Naheliegenderweise vermarkten die TV-Produzenten ihre Erzeugnisse als wertvoll, smart und intelligenzfördernd. Der Chef eines Schweizer Privatsenders behauptete kürzlich in einem Interview allen Ernstes, seine Eigenproduktionen («Bachelor», «Bauer, ledig, sucht») wirkten in diese Richtung und würden den IQ nach oben treiben. Selbstbewusst führt er als Kronzeuge das Buch «Everything Bad Is Good for You» und die dort erwähnte Langzeitbetrachtung an, gemäss welcher die Menschen immer intelligenter würden und durchschnittlich alle zehn Jahre einen IQ-Punkt zulegten. Als Erklärung für dieses erfreuliche Phänomen dient dem Autor Steven Johnson die zunehmend komplexer auftretende, höhere Ansprüche stellende Unterhaltung – sowohl im Fernsehen wie auch in Videogames und Romanen. Denn durch diese zum Mitdenken und zur geistigen Auseinandersetzung verführende «Architektur» würden die Menschen klüger, so Johnsons These.

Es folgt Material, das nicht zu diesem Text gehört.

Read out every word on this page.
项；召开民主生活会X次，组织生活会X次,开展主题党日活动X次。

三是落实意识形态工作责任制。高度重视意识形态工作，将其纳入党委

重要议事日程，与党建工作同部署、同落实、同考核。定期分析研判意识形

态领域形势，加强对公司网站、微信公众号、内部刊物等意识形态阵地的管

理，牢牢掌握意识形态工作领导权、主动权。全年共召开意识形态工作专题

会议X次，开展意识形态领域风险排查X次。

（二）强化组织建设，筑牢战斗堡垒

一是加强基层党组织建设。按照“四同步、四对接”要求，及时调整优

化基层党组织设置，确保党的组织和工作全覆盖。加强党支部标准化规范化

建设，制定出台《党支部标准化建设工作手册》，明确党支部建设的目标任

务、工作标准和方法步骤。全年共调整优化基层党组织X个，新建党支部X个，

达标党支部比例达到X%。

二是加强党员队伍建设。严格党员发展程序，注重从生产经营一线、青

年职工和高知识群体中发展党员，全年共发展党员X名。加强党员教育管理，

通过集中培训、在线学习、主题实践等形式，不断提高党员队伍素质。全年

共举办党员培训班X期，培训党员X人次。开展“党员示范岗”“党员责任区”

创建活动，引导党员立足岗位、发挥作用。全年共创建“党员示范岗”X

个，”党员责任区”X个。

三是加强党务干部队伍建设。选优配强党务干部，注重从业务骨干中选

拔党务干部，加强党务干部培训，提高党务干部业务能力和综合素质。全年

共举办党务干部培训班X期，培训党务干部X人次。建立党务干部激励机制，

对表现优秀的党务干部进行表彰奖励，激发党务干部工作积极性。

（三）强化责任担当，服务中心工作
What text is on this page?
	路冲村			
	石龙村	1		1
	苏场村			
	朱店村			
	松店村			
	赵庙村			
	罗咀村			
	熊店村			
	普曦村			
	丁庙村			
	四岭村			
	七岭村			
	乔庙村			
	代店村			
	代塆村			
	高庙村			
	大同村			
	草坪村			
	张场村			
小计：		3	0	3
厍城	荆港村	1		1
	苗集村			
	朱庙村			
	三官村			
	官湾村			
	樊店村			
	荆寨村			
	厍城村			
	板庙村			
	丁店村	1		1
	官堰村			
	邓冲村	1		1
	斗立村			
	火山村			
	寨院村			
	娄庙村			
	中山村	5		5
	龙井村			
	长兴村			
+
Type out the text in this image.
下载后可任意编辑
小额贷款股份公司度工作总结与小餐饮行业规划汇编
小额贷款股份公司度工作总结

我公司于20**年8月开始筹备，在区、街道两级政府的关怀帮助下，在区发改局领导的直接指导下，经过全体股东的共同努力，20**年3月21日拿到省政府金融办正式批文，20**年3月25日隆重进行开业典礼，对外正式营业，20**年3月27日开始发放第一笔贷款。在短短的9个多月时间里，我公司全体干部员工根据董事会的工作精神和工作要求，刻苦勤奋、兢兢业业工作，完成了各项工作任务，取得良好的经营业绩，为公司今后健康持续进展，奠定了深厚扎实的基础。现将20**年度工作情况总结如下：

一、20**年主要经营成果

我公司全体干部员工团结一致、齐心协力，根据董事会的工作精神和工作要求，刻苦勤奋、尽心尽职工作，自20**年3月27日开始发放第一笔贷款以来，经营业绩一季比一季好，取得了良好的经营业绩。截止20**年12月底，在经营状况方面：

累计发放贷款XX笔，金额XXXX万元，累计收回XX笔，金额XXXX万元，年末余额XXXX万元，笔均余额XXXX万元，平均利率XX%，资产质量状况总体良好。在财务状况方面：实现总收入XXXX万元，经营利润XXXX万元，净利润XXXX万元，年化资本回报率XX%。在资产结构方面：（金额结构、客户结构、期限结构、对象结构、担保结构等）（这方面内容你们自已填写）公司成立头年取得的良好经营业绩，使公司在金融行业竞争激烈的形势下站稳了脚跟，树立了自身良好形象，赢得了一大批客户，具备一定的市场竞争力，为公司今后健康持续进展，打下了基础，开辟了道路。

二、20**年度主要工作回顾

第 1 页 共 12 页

Das Werk hat seit Erscheinen (2005) unterschiedliche Reaktionen ausgelöst. Für die einen handelt es sich um eine «elegante Polemik», andere bezweifeln den positiven Effekt anspruchsvoller werdender Drehbücher und Handlungen auf die geistige Volksgesundheit. Ob die – vor allem via moderne Medien verbreitete – Populärkultur der letzten 30 Jahre Gesellschaft und Individuum wirklich vorwärtsgebracht hat oder ob andere Gründe dafür verantwortlich sind, ist zweifellos diskussionswürdig.
Weg vom Holzschnitt

Wenn man jahrzehntealte Fernsehserien betrachtet, staunt man immerhin über die seinerzeit oft holzschnittartigen Charaktere. Deren oft groteske Schwarz-Weiss-Kontraste liessen keine subtilen Zwischentöne zu und wirkten unglaubwürdig. Die Vielzahl «moderner», oft zweideutiger Handlungsstränge wiederum zwingt zu vertiefter Auseinandersetzung mit Thema und Akteuren und wirkt allenfalls präventiv gegen die voreilige und emotionsgesteuerte Verteilung von Sympathien und Antipathien. Ohne sich profund mit der Causa zu befassen, kann man heute weder der Geschichte folgen noch in der Kollegenrunde mitdiskutieren. Wieweit aber Fernsehen, Internet und Videogames eine differenzierte Sicht erlauben und fördern, entzieht sich wissenschaftlichen Kriterien. Man kann höchstens hoffen, dass beispielsweise die «Bachelor»-Peinlichkeiten zum Überdenken des eigenen Balzverhaltens führen. Und da der Erfolg immer mehrere Väter hat, drängeln naturgemäss viele Akteure der Populärkultur ins Rampenlicht und klopfen sich auf die eigene Schulter.